In laboratories that use automated assisted prescreening devices, the methods we are proposing herein can also be used and provide a more rigorous, objective process for assessing the performance of the screening protocol as it has been implemented by the individual laboratory. Prescreening a percentage of cases (typically manually) before they are evaluated by the screening devices would be just as effective as prescreening cases before manual review. Similarly, seeded cases can also be run through these devices in a manner that is similar to how they are used in manual screening. Given recent concerns regarding false-negative rates with automated assisted screening devices if workloads are increased significantly over what is achievable with manual screening, more rigorous, real-time measures of the performance of these devices would provide much needed data to this debate.

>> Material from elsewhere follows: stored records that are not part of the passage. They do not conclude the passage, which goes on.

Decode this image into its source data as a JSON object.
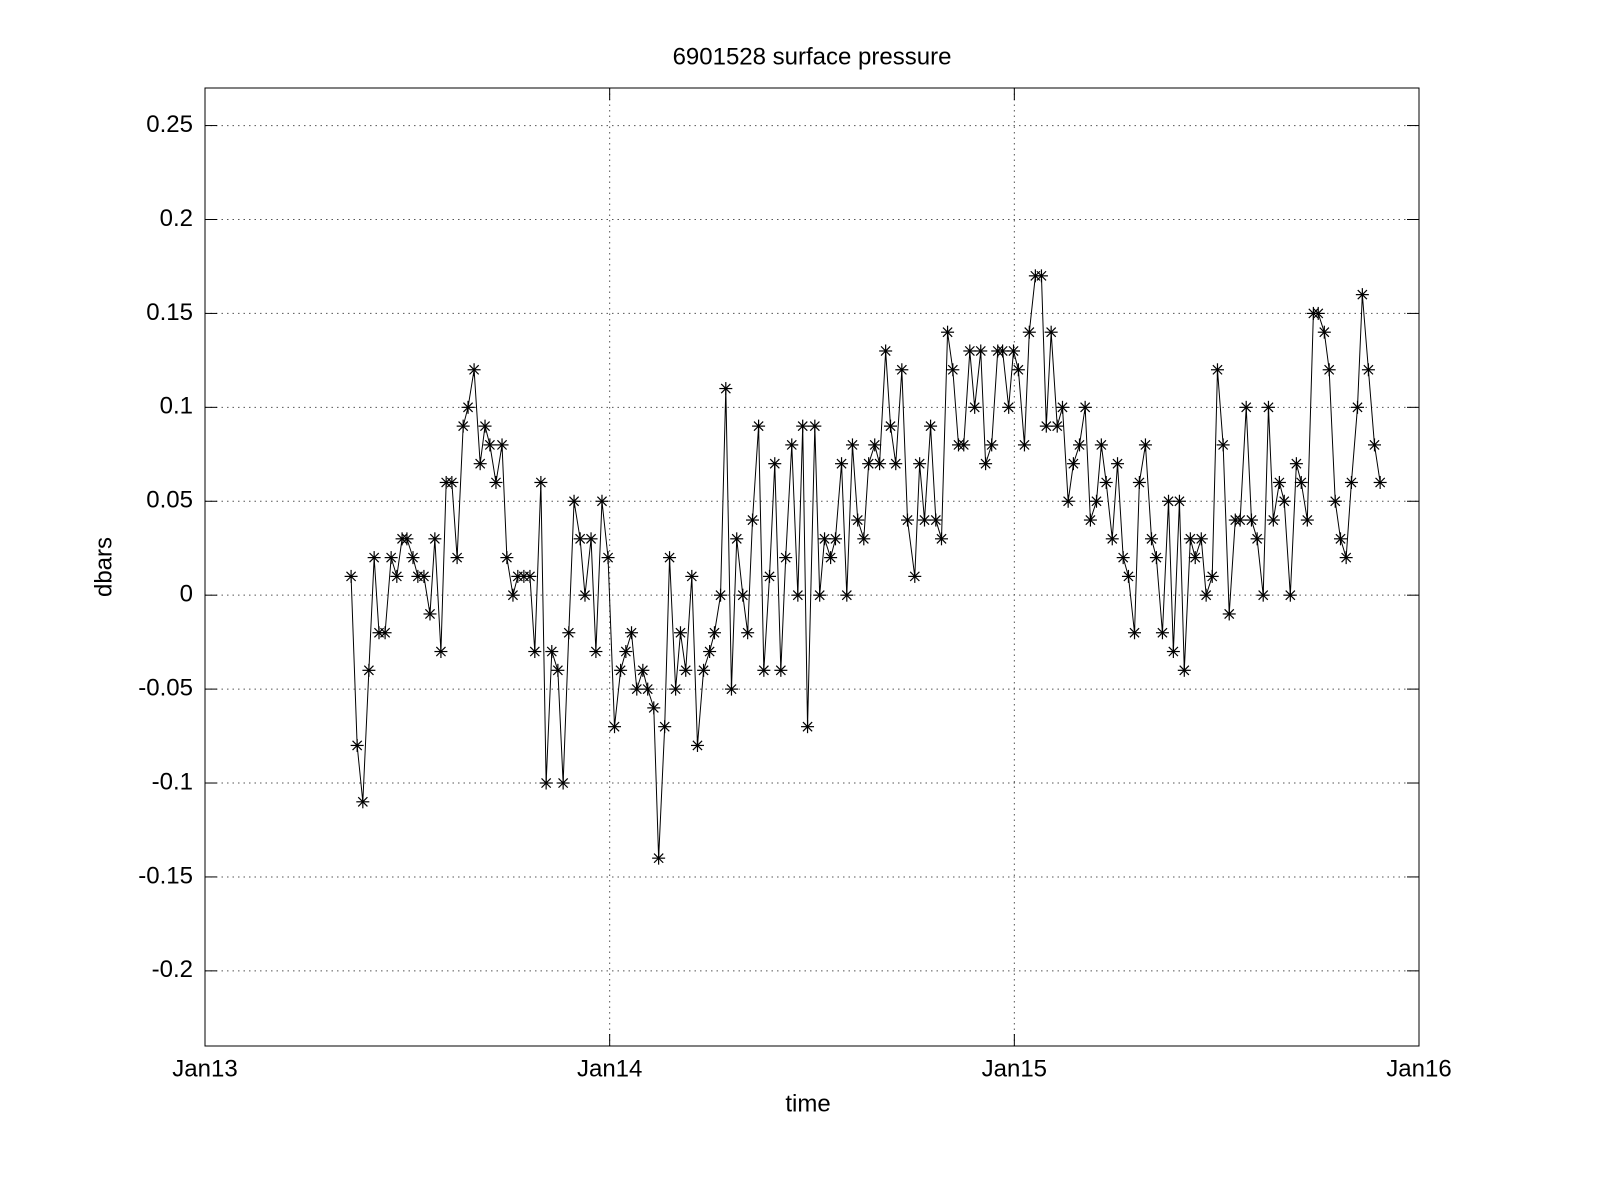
{
  "chart_data": {
    "type": "line",
    "title": "6901528 surface pressure",
    "x_label": "time",
    "y_label": "dbars",
    "xlim": [
      2013,
      2016
    ],
    "xticks": [
      {
        "value": 2013,
        "label": "Jan13"
      },
      {
        "value": 2014,
        "label": "Jan14"
      },
      {
        "value": 2015,
        "label": "Jan15"
      },
      {
        "value": 2016,
        "label": "Jan16"
      }
    ],
    "ylim": [
      -0.24,
      0.27
    ],
    "yticks": [
      -0.2,
      -0.15,
      -0.1,
      -0.05,
      0,
      0.05,
      0.1,
      0.15,
      0.2,
      0.25
    ],
    "grid": true,
    "series": [
      {
        "name": "surface pressure",
        "color": "#000000",
        "marker": "asterisk",
        "x": [
          2013.361,
          2013.376,
          2013.39,
          2013.405,
          2013.418,
          2013.43,
          2013.445,
          2013.46,
          2013.474,
          2013.487,
          2013.499,
          2013.514,
          2013.526,
          2013.541,
          2013.556,
          2013.568,
          2013.583,
          2013.596,
          2013.61,
          2013.623,
          2013.638,
          2013.65,
          2013.665,
          2013.68,
          2013.692,
          2013.704,
          2013.719,
          2013.734,
          2013.746,
          2013.761,
          2013.773,
          2013.788,
          2013.803,
          2013.815,
          2013.83,
          2013.843,
          2013.857,
          2013.872,
          2013.885,
          2013.899,
          2013.912,
          2013.927,
          2013.939,
          2013.954,
          2013.966,
          2013.981,
          2013.996,
          2014.012,
          2014.027,
          2014.04,
          2014.054,
          2014.067,
          2014.082,
          2014.094,
          2014.109,
          2014.121,
          2014.136,
          2014.148,
          2014.163,
          2014.175,
          2014.188,
          2014.203,
          2014.217,
          2014.232,
          2014.247,
          2014.259,
          2014.274,
          2014.287,
          2014.301,
          2014.314,
          2014.329,
          2014.341,
          2014.353,
          2014.368,
          2014.381,
          2014.395,
          2014.408,
          2014.423,
          2014.435,
          2014.45,
          2014.465,
          2014.477,
          2014.489,
          2014.507,
          2014.519,
          2014.531,
          2014.546,
          2014.558,
          2014.573,
          2014.586,
          2014.6,
          2014.613,
          2014.628,
          2014.64,
          2014.655,
          2014.667,
          2014.682,
          2014.694,
          2014.707,
          2014.722,
          2014.736,
          2014.754,
          2014.766,
          2014.778,
          2014.793,
          2014.806,
          2014.82,
          2014.835,
          2014.848,
          2014.862,
          2014.875,
          2014.89,
          2014.902,
          2014.917,
          2014.929,
          2014.944,
          2014.959,
          2014.971,
          2014.986,
          2014.998,
          2015.01,
          2015.025,
          2015.037,
          2015.052,
          2015.067,
          2015.079,
          2015.091,
          2015.106,
          2015.119,
          2015.133,
          2015.146,
          2015.161,
          2015.175,
          2015.188,
          2015.203,
          2015.215,
          2015.227,
          2015.242,
          2015.255,
          2015.269,
          2015.282,
          2015.297,
          2015.309,
          2015.324,
          2015.339,
          2015.351,
          2015.366,
          2015.381,
          2015.393,
          2015.408,
          2015.42,
          2015.435,
          2015.447,
          2015.462,
          2015.474,
          2015.489,
          2015.502,
          2015.516,
          2015.531,
          2015.546,
          2015.558,
          2015.573,
          2015.586,
          2015.6,
          2015.615,
          2015.628,
          2015.64,
          2015.655,
          2015.667,
          2015.682,
          2015.697,
          2015.709,
          2015.724,
          2015.739,
          2015.751,
          2015.766,
          2015.778,
          2015.793,
          2015.806,
          2015.82,
          2015.833,
          2015.848,
          2015.86,
          2015.875,
          2015.89,
          2015.904
        ],
        "values": [
          0.01,
          -0.08,
          -0.11,
          -0.04,
          0.02,
          -0.02,
          -0.02,
          0.02,
          0.01,
          0.03,
          0.03,
          0.02,
          0.01,
          0.01,
          -0.01,
          0.03,
          -0.03,
          0.06,
          0.06,
          0.02,
          0.09,
          0.1,
          0.12,
          0.07,
          0.09,
          0.08,
          0.06,
          0.08,
          0.02,
          0,
          0.01,
          0.01,
          0.01,
          -0.03,
          0.06,
          -0.1,
          -0.03,
          -0.04,
          -0.1,
          -0.02,
          0.05,
          0.03,
          0,
          0.03,
          -0.03,
          0.05,
          0.02,
          -0.07,
          -0.04,
          -0.03,
          -0.02,
          -0.05,
          -0.04,
          -0.05,
          -0.06,
          -0.14,
          -0.07,
          0.02,
          -0.05,
          -0.02,
          -0.04,
          0.01,
          -0.08,
          -0.04,
          -0.03,
          -0.02,
          0,
          0.11,
          -0.05,
          0.03,
          0,
          -0.02,
          0.04,
          0.09,
          -0.04,
          0.01,
          0.07,
          -0.04,
          0.02,
          0.08,
          0,
          0.09,
          -0.07,
          0.09,
          0,
          0.03,
          0.02,
          0.03,
          0.07,
          0,
          0.08,
          0.04,
          0.03,
          0.07,
          0.08,
          0.07,
          0.13,
          0.09,
          0.07,
          0.12,
          0.04,
          0.01,
          0.07,
          0.04,
          0.09,
          0.04,
          0.03,
          0.14,
          0.12,
          0.08,
          0.08,
          0.13,
          0.1,
          0.13,
          0.07,
          0.08,
          0.13,
          0.13,
          0.1,
          0.13,
          0.12,
          0.08,
          0.14,
          0.17,
          0.17,
          0.09,
          0.14,
          0.09,
          0.1,
          0.05,
          0.07,
          0.08,
          0.1,
          0.04,
          0.05,
          0.08,
          0.06,
          0.03,
          0.07,
          0.02,
          0.01,
          -0.02,
          0.06,
          0.08,
          0.03,
          0.02,
          -0.02,
          0.05,
          -0.03,
          0.05,
          -0.04,
          0.03,
          0.02,
          0.03,
          0,
          0.01,
          0.12,
          0.08,
          -0.01,
          0.04,
          0.04,
          0.1,
          0.04,
          0.03,
          0,
          0.1,
          0.04,
          0.06,
          0.05,
          0,
          0.07,
          0.06,
          0.04,
          0.15,
          0.15,
          0.14,
          0.12,
          0.05,
          0.03,
          0.02,
          0.06,
          0.1,
          0.16,
          0.12,
          0.08,
          0.06
        ]
      }
    ]
  }
}
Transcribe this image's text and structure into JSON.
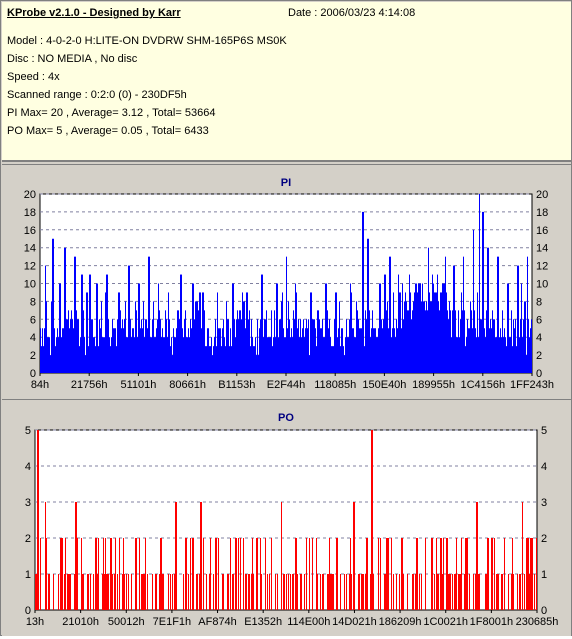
{
  "header": {
    "title": "KProbe v2.1.0 - Designed by Karr",
    "date": "Date : 2006/03/23 4:14:08",
    "model": "Model : 4-0-2-0 H:LITE-ON DVDRW SHM-165P6S MS0K",
    "disc": "Disc : NO MEDIA , No disc",
    "speed": "Speed : 4x",
    "scanned_range": "Scanned range : 0:2:0 (0) - 230DF5h",
    "pi_summary": "PI Max= 20 , Average= 3.12 , Total= 53664",
    "po_summary": "PO Max= 5 , Average= 0.05 , Total= 6433"
  },
  "colors": {
    "pi_bars": "#0000ff",
    "po_bars": "#ff0000",
    "plot_bg": "#ffffff",
    "grid": "#8080a0",
    "title_text": "#000080",
    "info_bg": "#ffffe1"
  },
  "chart_data": [
    {
      "type": "bar",
      "title": "PI",
      "ylim": [
        0,
        20
      ],
      "yticks": [
        0,
        2,
        4,
        6,
        8,
        10,
        12,
        14,
        16,
        18,
        20
      ],
      "xtick_labels": [
        "84h",
        "21756h",
        "51101h",
        "80661h",
        "B1153h",
        "E2F44h",
        "118085h",
        "150E40h",
        "189955h",
        "1C4156h",
        "1FF243h"
      ],
      "grid": "dashed horizontal",
      "baseline": [
        5,
        4,
        5,
        6,
        5,
        4,
        5,
        6,
        5,
        5,
        4,
        5,
        6,
        5,
        5,
        4,
        5,
        5,
        6,
        5,
        4,
        5,
        5,
        6,
        5,
        4,
        5,
        5,
        5,
        6,
        5,
        4,
        5,
        5,
        5,
        4,
        5,
        5,
        5,
        5,
        6,
        5,
        6,
        7,
        8,
        9,
        9,
        8,
        6,
        5,
        4,
        5,
        5,
        5,
        4,
        5,
        5,
        4
      ],
      "peaks": [
        [
          0.01,
          12
        ],
        [
          0.025,
          15
        ],
        [
          0.04,
          10
        ],
        [
          0.05,
          14
        ],
        [
          0.07,
          13
        ],
        [
          0.085,
          11
        ],
        [
          0.095,
          9
        ],
        [
          0.1,
          11
        ],
        [
          0.115,
          10
        ],
        [
          0.135,
          11
        ],
        [
          0.16,
          9
        ],
        [
          0.18,
          12
        ],
        [
          0.2,
          10
        ],
        [
          0.22,
          13
        ],
        [
          0.24,
          10
        ],
        [
          0.26,
          9
        ],
        [
          0.285,
          11
        ],
        [
          0.31,
          10
        ],
        [
          0.33,
          9
        ],
        [
          0.36,
          9
        ],
        [
          0.39,
          10
        ],
        [
          0.42,
          9
        ],
        [
          0.45,
          11
        ],
        [
          0.48,
          10
        ],
        [
          0.5,
          13
        ],
        [
          0.52,
          9
        ],
        [
          0.55,
          9
        ],
        [
          0.58,
          10
        ],
        [
          0.6,
          9
        ],
        [
          0.63,
          10
        ],
        [
          0.655,
          18
        ],
        [
          0.665,
          15
        ],
        [
          0.69,
          10
        ],
        [
          0.71,
          13
        ],
        [
          0.73,
          9
        ],
        [
          0.75,
          11
        ],
        [
          0.77,
          10
        ],
        [
          0.79,
          9
        ],
        [
          0.82,
          10
        ],
        [
          0.84,
          12
        ],
        [
          0.86,
          13
        ],
        [
          0.88,
          16
        ],
        [
          0.892,
          20
        ],
        [
          0.9,
          18
        ],
        [
          0.91,
          14
        ],
        [
          0.93,
          13
        ],
        [
          0.95,
          10
        ],
        [
          0.97,
          12
        ],
        [
          0.99,
          13
        ]
      ]
    },
    {
      "type": "bar",
      "title": "PO",
      "ylim": [
        0,
        5
      ],
      "yticks": [
        0,
        1,
        2,
        3,
        4,
        5
      ],
      "xtick_labels": [
        "13h",
        "21010h",
        "50012h",
        "7E1F1h",
        "AF874h",
        "E1352h",
        "114E00h",
        "14D021h",
        "186209h",
        "1C0021h",
        "1F8001h",
        "230685h"
      ],
      "grid": "dashed horizontal",
      "peaks": [
        [
          0.005,
          5
        ],
        [
          0.02,
          3
        ],
        [
          0.05,
          2
        ],
        [
          0.08,
          3
        ],
        [
          0.12,
          2
        ],
        [
          0.15,
          2
        ],
        [
          0.2,
          2
        ],
        [
          0.25,
          2
        ],
        [
          0.28,
          3
        ],
        [
          0.3,
          2
        ],
        [
          0.33,
          3
        ],
        [
          0.36,
          2
        ],
        [
          0.4,
          2
        ],
        [
          0.44,
          2
        ],
        [
          0.47,
          2
        ],
        [
          0.49,
          3
        ],
        [
          0.52,
          2
        ],
        [
          0.56,
          2
        ],
        [
          0.6,
          2
        ],
        [
          0.635,
          3
        ],
        [
          0.66,
          2
        ],
        [
          0.67,
          5
        ],
        [
          0.7,
          2
        ],
        [
          0.73,
          2
        ],
        [
          0.76,
          2
        ],
        [
          0.79,
          2
        ],
        [
          0.82,
          2
        ],
        [
          0.86,
          2
        ],
        [
          0.88,
          3
        ],
        [
          0.91,
          2
        ],
        [
          0.95,
          2
        ],
        [
          0.97,
          3
        ],
        [
          0.99,
          2
        ]
      ]
    }
  ]
}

This vision will not happen on its own. For it to happen, cytologists and the organizations that represent them need to start asking their LIS manufacturers for it. Although prescreening can work without being incorporated into the LIS, it is more labor-intensive, and the history of gynecologic cytology suggests that it simply will not be done, at least here in the United States. However, we can change this if we want. There is a real need for better quality assessment in gynecologic cytology. And there is real funding available for manufacturers who can demonstrate that their IT solutions can improve patient care. The cytology community 's job is to ask these manufacturers to provide them with the tools they need to get it done.